Polymer layers capable of suppressing protein adsorption from biological media while presenting extracellular matrix-derived peptide motifs offer valuable new options for biomimetic surface engineering. Herein, we provide detailed insights into physicochemical changes induced in a nonfouling poly(ethylene oxide) (PEO) brush/polydopamine (PDA) system by incorporation of adhesion ligand (RGD) peptides. Brushes with high surface chain densities (sigma >= 0.5 chains-nm(-2)) and pronounced hydrophilicity (water contact angles <= 10 degrees) were prepared by end tethering of heterobifunctional PEOs (M-n approximate to 20 000 g.mol(-1)) to PDA-modified surfaces from a reactive melt. Using alkyne distal end group on the PEO chains, azidopentanoic-bearing peptides were coupled through a copper-catalyzed Huisgen azide-alkyne click cycloaddition reaction. The surface concentration of RGD was tuned from complete saturation of the PEO surface with peptides (1.7 X 10(5) fmol.cm(-2)) to values which may induce distinct differences in cell adhesion (<6.0 x 10(2) fmol.cm(-2)). Infrared reflection absorption and X-ray photoelectron spectroscopies proved the PDA-PEO layers covalent structure and the immobilization of RGD peptides.

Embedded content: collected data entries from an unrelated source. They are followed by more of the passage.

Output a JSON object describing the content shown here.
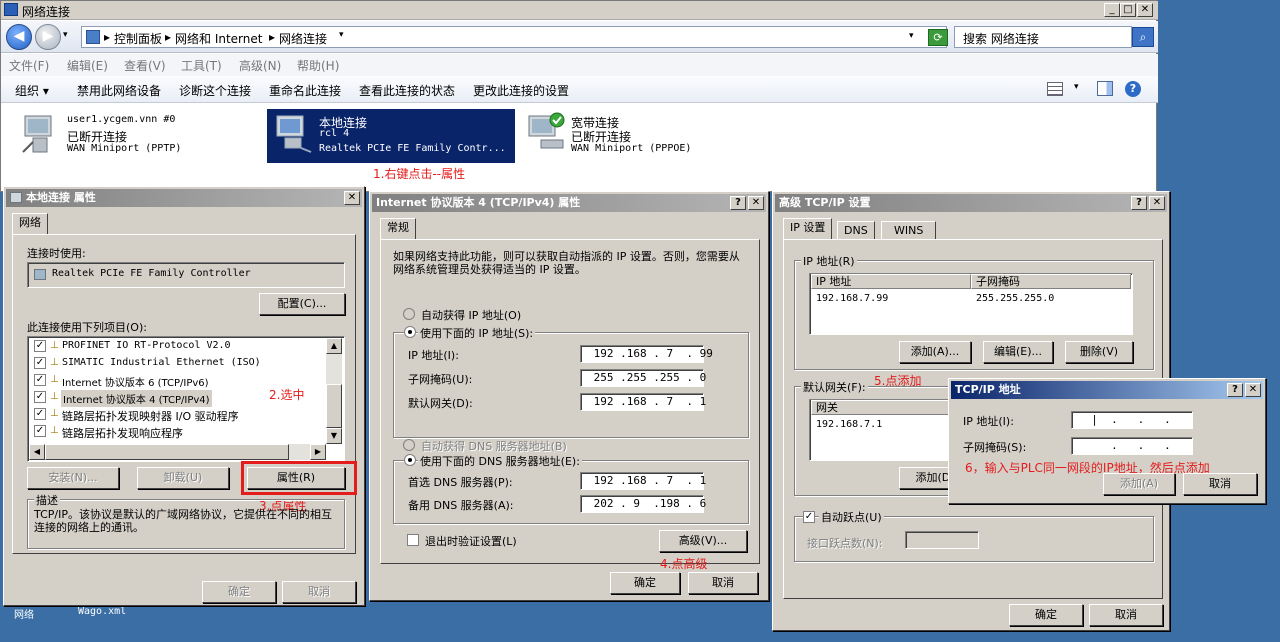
{
  "explorer": {
    "title": "网络连接",
    "address": [
      "控制面板",
      "网络和 Internet",
      "网络连接"
    ],
    "search_placeholder": "搜索 网络连接",
    "menu": [
      "文件(F)",
      "编辑(E)",
      "查看(V)",
      "工具(T)",
      "高级(N)",
      "帮助(H)"
    ],
    "toolbar": [
      "组织 ▾",
      "禁用此网络设备",
      "诊断这个连接",
      "重命名此连接",
      "查看此连接的状态",
      "更改此连接的设置"
    ],
    "connections": [
      {
        "name": "user1.ycgem.vnn #0",
        "status": "已断开连接",
        "device": "WAN Miniport (PPTP)"
      },
      {
        "name": "本地连接",
        "status": "rcl  4",
        "device": "Realtek PCIe FE Family Contr..."
      },
      {
        "name": "宽带连接",
        "status": "已断开连接",
        "device": "WAN Miniport (PPPOE)"
      }
    ],
    "annotation_1": "1.右键点击--属性"
  },
  "props": {
    "title": "本地连接 属性",
    "tab": "网络",
    "connect_using_label": "连接时使用:",
    "adapter": "Realtek PCIe FE Family Controller",
    "configure_btn": "配置(C)...",
    "items_label": "此连接使用下列项目(O):",
    "items": [
      "PROFINET IO RT-Protocol V2.0",
      "SIMATIC Industrial Ethernet (ISO)",
      "Internet 协议版本 6 (TCP/IPv6)",
      "Internet 协议版本 4 (TCP/IPv4)",
      "链路层拓扑发现映射器 I/O 驱动程序",
      "链路层拓扑发现响应程序"
    ],
    "install_btn": "安装(N)...",
    "uninstall_btn": "卸载(U)",
    "properties_btn": "属性(R)",
    "desc_label": "描述",
    "desc_text": "TCP/IP。该协议是默认的广域网络协议，它提供在不同的相互连接的网络上的通讯。",
    "ok_btn": "确定",
    "cancel_btn": "取消",
    "annotation_2": "2.选中",
    "annotation_3": "3.点属性"
  },
  "ipv4": {
    "title": "Internet 协议版本 4 (TCP/IPv4) 属性",
    "tab": "常规",
    "intro": "如果网络支持此功能，则可以获取自动指派的 IP 设置。否则，您需要从网络系统管理员处获得适当的 IP 设置。",
    "auto_ip": "自动获得 IP 地址(O)",
    "manual_ip": "使用下面的 IP 地址(S):",
    "ip_label": "IP 地址(I):",
    "ip_value": " 192 .168 . 7  . 99",
    "mask_label": "子网掩码(U):",
    "mask_value": " 255 .255 .255 . 0",
    "gw_label": "默认网关(D):",
    "gw_value": " 192 .168 . 7  . 1",
    "auto_dns": "自动获得 DNS 服务器地址(B)",
    "manual_dns": "使用下面的 DNS 服务器地址(E):",
    "dns1_label": "首选 DNS 服务器(P):",
    "dns1_value": " 192 .168 . 7  . 1",
    "dns2_label": "备用 DNS 服务器(A):",
    "dns2_value": " 202 . 9  .198 . 6",
    "validate": "退出时验证设置(L)",
    "advanced_btn": "高级(V)...",
    "ok_btn": "确定",
    "cancel_btn": "取消",
    "annotation_4": "4.点高级"
  },
  "advanced": {
    "title": "高级 TCP/IP 设置",
    "tabs": [
      "IP 设置",
      "DNS",
      "WINS"
    ],
    "ip_group": "IP 地址(R)",
    "col_ip": "IP 地址",
    "col_mask": "子网掩码",
    "row_ip": "192.168.7.99",
    "row_mask": "255.255.255.0",
    "add_btn": "添加(A)...",
    "edit_btn": "编辑(E)...",
    "del_btn": "删除(V)",
    "gw_group": "默认网关(F):",
    "gw_col": "网关",
    "gw_row": "192.168.7.1",
    "gw_add_btn": "添加(D)",
    "auto_metric": "自动跃点(U)",
    "iface_metric": "接口跃点数(N):",
    "ok_btn": "确定",
    "cancel_btn": "取消",
    "annotation_5": "5.点添加"
  },
  "addr": {
    "title": "TCP/IP 地址",
    "ip_label": "IP 地址(I):",
    "ip_value": "  |  .   .   .",
    "mask_label": "子网掩码(S):",
    "mask_value": "     .   .   .",
    "add_btn": "添加(A)",
    "cancel_btn": "取消",
    "annotation_6": "6，输入与PLC同一网段的IP地址，然后点添加"
  },
  "desktop": {
    "icon1": "网络",
    "icon2": "Wago.xml"
  }
}
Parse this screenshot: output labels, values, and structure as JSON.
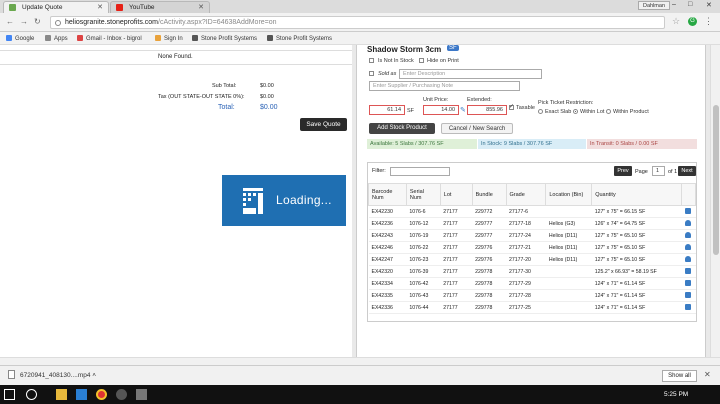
{
  "browser": {
    "tabs": [
      {
        "title": "Update Quote",
        "icon_color": "#6aa84f"
      },
      {
        "title": "YouTube",
        "icon_color": "#e62117"
      }
    ],
    "profile": "Dahlman",
    "url_host": "heliosgranite.stoneprofits.com",
    "url_path": "/cActivity.aspx?ID=64638AddMore=on",
    "bookmarks": [
      "Google",
      "Apps",
      "Gmail - Inbox - bigrol",
      "Sign In",
      "Stone Profit Systems",
      "Stone Profit Systems"
    ],
    "ext_label": "G"
  },
  "left": {
    "none_found": "None Found.",
    "subtotal_label": "Sub Total:",
    "subtotal_value": "$0.00",
    "tax_label": "Tax (OUT STATE-OUT STATE  0%):",
    "tax_value": "$0.00",
    "total_label": "Total:",
    "total_value": "$0.00",
    "save_button": "Save Quote",
    "loading_text": "Loading..."
  },
  "panel": {
    "title": "Shadow Storm 3cm",
    "title_badge": "SF",
    "not_in_stock": "Is Not In Stock",
    "hide_on_print": "Hide on Print",
    "sold_as": "Sold as",
    "description_placeholder": "Enter Description",
    "supplier_placeholder": "Enter Supplier / Purchasing Note",
    "qty_value": "61.14",
    "qty_unit": "SF",
    "unit_price_label": "Unit Price:",
    "unit_price_value": "14.00",
    "extended_label": "Extended:",
    "extended_value": "855.96",
    "taxable_label": "Taxable",
    "pick_label": "Pick Ticket Restriction:",
    "pick_options": [
      "Exact Slab",
      "Within Lot",
      "Within Product"
    ],
    "pick_selected": 1,
    "add_button": "Add Stock Product",
    "cancel_button": "Cancel / New Search",
    "available": "Available: 5 Slabs / 307.76 SF",
    "in_stock": "In Stock: 9 Slabs / 307.76 SF",
    "in_transit": "In Transit: 0 Slabs / 0.00 SF",
    "filter_label": "Filter:",
    "prev": "Prev",
    "page_label": "Page",
    "page_value": "1",
    "of_label": "of 1",
    "next": "Next",
    "columns": [
      "Barcode Num",
      "Serial Num",
      "Lot",
      "Bundle",
      "Grade",
      "Location (Bin)",
      "Quantity"
    ],
    "rows": [
      {
        "barcode": "EX42230",
        "serial": "1076-6",
        "lot": "27177",
        "bundle": "229772",
        "grade": "27177-6",
        "location": "",
        "quantity": "127\" x 75\" = 66.15 SF",
        "icon": "pick-icon"
      },
      {
        "barcode": "EX42236",
        "serial": "1076-12",
        "lot": "27177",
        "bundle": "229777",
        "grade": "27177-18",
        "location": "Helios (G3)",
        "quantity": "126\" x 74\" = 64.75 SF",
        "icon": "hand-icon"
      },
      {
        "barcode": "EX42243",
        "serial": "1076-19",
        "lot": "27177",
        "bundle": "229777",
        "grade": "27177-24",
        "location": "Helios (D11)",
        "quantity": "127\" x 75\" = 65.10 SF",
        "icon": "hand-icon"
      },
      {
        "barcode": "EX42246",
        "serial": "1076-22",
        "lot": "27177",
        "bundle": "229776",
        "grade": "27177-21",
        "location": "Helios (D11)",
        "quantity": "127\" x 75\" = 65.10 SF",
        "icon": "hand-icon"
      },
      {
        "barcode": "EX42247",
        "serial": "1076-23",
        "lot": "27177",
        "bundle": "229776",
        "grade": "27177-20",
        "location": "Helios (D11)",
        "quantity": "127\" x 75\" = 65.10 SF",
        "icon": "hand-icon"
      },
      {
        "barcode": "EX42320",
        "serial": "1076-39",
        "lot": "27177",
        "bundle": "229778",
        "grade": "27177-30",
        "location": "",
        "quantity": "125.2\" x 66.93\" = 58.19 SF",
        "icon": "pick-icon"
      },
      {
        "barcode": "EX42334",
        "serial": "1076-42",
        "lot": "27177",
        "bundle": "229778",
        "grade": "27177-29",
        "location": "",
        "quantity": "124\" x 71\" = 61.14 SF",
        "icon": "pick-icon"
      },
      {
        "barcode": "EX42335",
        "serial": "1076-43",
        "lot": "27177",
        "bundle": "229778",
        "grade": "27177-28",
        "location": "",
        "quantity": "124\" x 71\" = 61.14 SF",
        "icon": "pick-icon"
      },
      {
        "barcode": "EX42336",
        "serial": "1076-44",
        "lot": "27177",
        "bundle": "229778",
        "grade": "27177-25",
        "location": "",
        "quantity": "124\" x 71\" = 61.14 SF",
        "icon": "pick-icon"
      }
    ]
  },
  "downloads": {
    "file": "6720941_408130....mp4",
    "show_all": "Show all"
  },
  "taskbar": {
    "time": "5:25 PM"
  }
}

The complete reconstruction of experimental electrohydrodynamics data utilizing mean-field theory predictions further verified the attained brush structure of the end-tethered PEO chains which provided hydrodynamic screening of the PDA anchor. Increasing the surface concentration of immobilized RGD peptides led to increased interfacial charging. Supported by simulations, this observation was attributed to the ionization of functional groups in the amino acid sequence and to the pH-dependent adsorption of water ions (OH- > H3O+) from the electrolyte. Despite the distinct differences observed in the electrokinetic analysis of the surfaces bearing different amounts of RGD, it was found that the peptide presence on PEO(20 000)-PDA layers does not have a significant effect on the nonfouling properties of the system. Notably, the presented PEO(20 000)-PDA layers bearing RGD peptides in the surface concentration range 5.9 to 1.7 X 10(5) fmol.cm(-2) reduced the protein adsorption from fetal bovine serum to less than 30 ng.cm(-2), that is, values comparable to the ones obtained for pristine PEO(20 000)-PDA layers.